Hello everyone. I have a conceptual question. I’m trying to understand the working of Faster and Mask RCNN. I’m working with two sizes of images (RGB), 1280x720 and 720x720, for two different tasks. These networks first’s block is the GeneralizedRCNNTransform module, that does normalization and resizing. The resize is defined by the parameters min_size and max_size. When I use batches of images of 1280x720, I keep the default values min_size=800 and max_size=1333, on the other hand I use min_size=800, max_size = 800 when I’m using images of 720x720. Checking the outcome of this module, I get images of 1344x768 and 800x800 respectively, and in both cases the network accepts these batches. It’s really weird to me that the network can process images of different sizes, and aspect ratios, because several CNN’s in other implementations need images of fixed sizes. My question is; How does the network do it? Is it because the network uses proposals regions and doesn’t need to flatten the output of the whole tensor of features? Or is something about the resizing that I’m missing?

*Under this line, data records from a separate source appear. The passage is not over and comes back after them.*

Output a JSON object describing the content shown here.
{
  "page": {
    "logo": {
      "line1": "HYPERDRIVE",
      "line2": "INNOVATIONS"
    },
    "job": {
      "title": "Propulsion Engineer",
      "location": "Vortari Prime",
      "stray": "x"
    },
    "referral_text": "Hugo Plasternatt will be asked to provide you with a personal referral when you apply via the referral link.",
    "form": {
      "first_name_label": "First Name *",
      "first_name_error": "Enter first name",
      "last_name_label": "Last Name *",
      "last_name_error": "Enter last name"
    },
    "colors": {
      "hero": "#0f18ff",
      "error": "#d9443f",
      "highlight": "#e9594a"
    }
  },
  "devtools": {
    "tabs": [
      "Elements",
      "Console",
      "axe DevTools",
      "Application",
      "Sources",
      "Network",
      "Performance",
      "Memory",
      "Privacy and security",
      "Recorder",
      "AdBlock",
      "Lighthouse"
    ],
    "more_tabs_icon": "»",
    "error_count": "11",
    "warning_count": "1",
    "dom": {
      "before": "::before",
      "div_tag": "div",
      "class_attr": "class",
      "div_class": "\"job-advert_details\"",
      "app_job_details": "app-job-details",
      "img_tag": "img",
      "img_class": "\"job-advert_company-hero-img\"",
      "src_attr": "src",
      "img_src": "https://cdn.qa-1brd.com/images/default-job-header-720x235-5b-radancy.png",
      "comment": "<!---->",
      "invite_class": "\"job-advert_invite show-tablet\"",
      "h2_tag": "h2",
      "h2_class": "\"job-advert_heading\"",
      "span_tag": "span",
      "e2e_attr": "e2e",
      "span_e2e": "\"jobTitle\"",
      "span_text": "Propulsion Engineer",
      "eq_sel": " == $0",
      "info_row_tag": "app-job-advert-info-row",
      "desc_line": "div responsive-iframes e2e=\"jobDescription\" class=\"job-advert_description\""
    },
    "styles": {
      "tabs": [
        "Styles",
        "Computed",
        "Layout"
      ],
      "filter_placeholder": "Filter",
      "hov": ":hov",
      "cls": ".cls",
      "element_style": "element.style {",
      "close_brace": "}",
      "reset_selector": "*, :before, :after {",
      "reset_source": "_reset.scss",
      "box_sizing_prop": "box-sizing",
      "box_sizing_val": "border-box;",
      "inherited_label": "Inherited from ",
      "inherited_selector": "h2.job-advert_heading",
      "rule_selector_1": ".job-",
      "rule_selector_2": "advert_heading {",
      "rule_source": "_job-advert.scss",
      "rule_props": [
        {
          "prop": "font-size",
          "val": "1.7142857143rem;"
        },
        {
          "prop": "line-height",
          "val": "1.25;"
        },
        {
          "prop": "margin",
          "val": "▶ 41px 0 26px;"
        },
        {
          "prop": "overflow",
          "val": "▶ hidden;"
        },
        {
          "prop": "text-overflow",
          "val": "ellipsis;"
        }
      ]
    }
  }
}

The following sentences are from this post by Saurabh Bagalkar. This might help you.

Need for Spatial Pyramid Pooling

But why do we have to do the spatial pyramid pooling in the first place? You see, CNNs, which have dense connection representations at deeper levels, traditionally require a fixed input size in accordance with the architecture used. For example, it is common practice to use 227 x 227 X 3 for AlexNet. So why do CNNs require a fixed image size? Let’s analyze this quote from the SPPNet paper:

In fact, convolutional layers do not require a fixed image size and can generate feature maps of any sizes. On the other hand, the fully-connected layers need to have fixed size/length input by their definition. Hence, the fixed size constraint comes only from the fully-connected layers, which exist at a deeper stage of the network.

The authors make a very important point that fully connected layers require a fixed image size. Why? As we know, backpropagation is always done with respect to weights and biases. In convolutional layers, these weights are nothing but the filters or feature maps. The number of feature maps is always independent of the image height and width and is decided a priori. Fully connected layers have a fixed length. If we have images of varying spatial dimensions while training, we cannot comply to a fixed flattened vector, because this will lead to dimension mismatch errors. To avoid this, we have to use fixed image dimensions. Resizing and cropping images is not always ideal because the recognition/classification accuracy can be compromised as a result of content and information loss or distortion.

The spatial bins that we use here (16, 4, 1) have sizes proportional to image size, so the number of bins is fixed regardless of image size. This means we get rid of the size constraint i.e no cropping and resizing of original images. This significantly increases efficiency because now we do not have to preprocess images in a fixed aspect ratio (i.e. fixed height and width) and will always get a fixed flattened vector regardless of what image size you pass in as input.